According to the Guardian, multiple sources say the hiring of Kate Markgraf as general manager of women’s programming meant a $500,000 salary for Markgraf, while her male counterpart, Earnie Stewart, made $700,000 a year for a job that actually entailed less work.
“That large pay gap could perhaps be explained by Stewart’s long resume of technical experience compared to Markgraf, who would be new to a GM role. But the men’s GM role was also much smaller in scope and, when Stewart was first hired, he was only expected to oversee the men’s senior national team. Markgraf, meanwhile, was tasked with not just the women’s senior team but all youth programming on the girls’ side as well.”
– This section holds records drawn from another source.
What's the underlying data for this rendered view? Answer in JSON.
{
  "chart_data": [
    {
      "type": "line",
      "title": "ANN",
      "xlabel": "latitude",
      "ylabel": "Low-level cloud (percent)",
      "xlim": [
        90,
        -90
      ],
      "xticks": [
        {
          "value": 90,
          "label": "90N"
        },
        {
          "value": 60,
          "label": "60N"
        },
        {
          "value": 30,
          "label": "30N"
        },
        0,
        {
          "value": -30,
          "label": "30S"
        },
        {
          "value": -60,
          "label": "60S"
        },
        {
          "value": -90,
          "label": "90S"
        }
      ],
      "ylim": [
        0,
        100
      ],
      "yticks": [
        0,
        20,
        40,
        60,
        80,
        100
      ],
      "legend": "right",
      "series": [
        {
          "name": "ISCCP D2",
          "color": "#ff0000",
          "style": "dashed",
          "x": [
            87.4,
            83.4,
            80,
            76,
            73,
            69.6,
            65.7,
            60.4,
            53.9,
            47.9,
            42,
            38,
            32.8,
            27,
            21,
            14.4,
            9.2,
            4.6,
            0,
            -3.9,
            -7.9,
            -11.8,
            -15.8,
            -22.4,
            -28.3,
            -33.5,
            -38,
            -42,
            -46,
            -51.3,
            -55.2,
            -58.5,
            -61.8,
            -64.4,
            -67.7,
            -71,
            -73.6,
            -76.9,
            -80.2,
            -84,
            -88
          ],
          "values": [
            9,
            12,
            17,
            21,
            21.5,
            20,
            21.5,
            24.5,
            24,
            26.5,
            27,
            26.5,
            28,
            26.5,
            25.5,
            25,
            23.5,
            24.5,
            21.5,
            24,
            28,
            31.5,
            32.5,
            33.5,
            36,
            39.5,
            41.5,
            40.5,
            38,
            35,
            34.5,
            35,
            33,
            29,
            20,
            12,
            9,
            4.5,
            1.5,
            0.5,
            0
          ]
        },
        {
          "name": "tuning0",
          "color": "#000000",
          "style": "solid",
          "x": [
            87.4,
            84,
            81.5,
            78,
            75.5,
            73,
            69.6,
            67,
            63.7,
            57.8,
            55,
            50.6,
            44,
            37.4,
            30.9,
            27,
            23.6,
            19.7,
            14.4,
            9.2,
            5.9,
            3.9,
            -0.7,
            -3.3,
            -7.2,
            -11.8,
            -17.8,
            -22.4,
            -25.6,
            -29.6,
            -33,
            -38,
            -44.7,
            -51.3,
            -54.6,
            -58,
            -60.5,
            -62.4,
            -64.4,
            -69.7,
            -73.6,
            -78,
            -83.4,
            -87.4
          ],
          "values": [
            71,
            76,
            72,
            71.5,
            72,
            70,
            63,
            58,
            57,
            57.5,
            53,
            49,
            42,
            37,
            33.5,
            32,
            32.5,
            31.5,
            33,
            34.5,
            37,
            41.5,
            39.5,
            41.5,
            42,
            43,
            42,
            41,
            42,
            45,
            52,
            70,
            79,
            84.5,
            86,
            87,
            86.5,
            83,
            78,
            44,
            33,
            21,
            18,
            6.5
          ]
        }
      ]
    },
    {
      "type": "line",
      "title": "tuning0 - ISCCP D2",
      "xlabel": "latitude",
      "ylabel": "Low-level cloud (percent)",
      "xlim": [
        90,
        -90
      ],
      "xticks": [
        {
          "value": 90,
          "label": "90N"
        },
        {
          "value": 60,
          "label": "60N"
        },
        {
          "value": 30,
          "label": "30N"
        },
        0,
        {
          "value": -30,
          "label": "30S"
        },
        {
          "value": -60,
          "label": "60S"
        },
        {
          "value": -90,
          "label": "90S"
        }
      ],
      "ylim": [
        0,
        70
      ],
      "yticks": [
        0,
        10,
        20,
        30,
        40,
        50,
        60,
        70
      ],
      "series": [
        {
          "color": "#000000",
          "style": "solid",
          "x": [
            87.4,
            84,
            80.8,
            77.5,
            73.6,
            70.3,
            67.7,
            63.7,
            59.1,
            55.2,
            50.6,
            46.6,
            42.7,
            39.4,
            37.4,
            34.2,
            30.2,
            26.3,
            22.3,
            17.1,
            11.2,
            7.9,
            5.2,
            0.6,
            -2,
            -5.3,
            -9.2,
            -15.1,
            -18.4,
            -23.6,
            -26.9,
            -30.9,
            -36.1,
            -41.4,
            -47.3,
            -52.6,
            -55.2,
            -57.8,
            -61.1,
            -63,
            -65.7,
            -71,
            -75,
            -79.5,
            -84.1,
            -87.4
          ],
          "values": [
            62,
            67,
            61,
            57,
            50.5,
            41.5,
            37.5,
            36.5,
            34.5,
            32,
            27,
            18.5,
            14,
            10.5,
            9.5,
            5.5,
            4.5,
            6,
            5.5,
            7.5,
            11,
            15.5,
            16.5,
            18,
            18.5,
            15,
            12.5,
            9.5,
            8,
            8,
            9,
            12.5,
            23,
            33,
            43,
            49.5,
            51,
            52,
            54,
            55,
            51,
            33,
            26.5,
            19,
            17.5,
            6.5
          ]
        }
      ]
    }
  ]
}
So instead of coughing up some cash to pay Markgraf equally, the U.S. Soccer Federation allegedly did what any truly messed up system would do: promoted the man and paid him more so headlines wouldn’t say how big the pay gap was. Stewart’s new gig as the first-ever sporting director came one pretty unremarkable year after he’d gotten a general manager job and bumped his pay up to $800,000 a year, while the male manager hired to replace him will be paid less than $400,000 a year. Awesome to be Earnie right now!
However, there is an argument to be made that this isn’t mustache-twirling sexism at play, but that the disparity is merely a reality of the world in which we live and play soccer:
“It cost more money to lure Stewart away from his sporting director job at the Philadelphia Union after similar stints for Dutch clubs than it cost to hire Markgraf, who had worked outside of soccer in academia.”
Yet it does seem like it would have been cheaper, and better for the headlines, if the soccer suits had just made a weensy little concession to misandry by paying the lady the same as the dude for doing more work.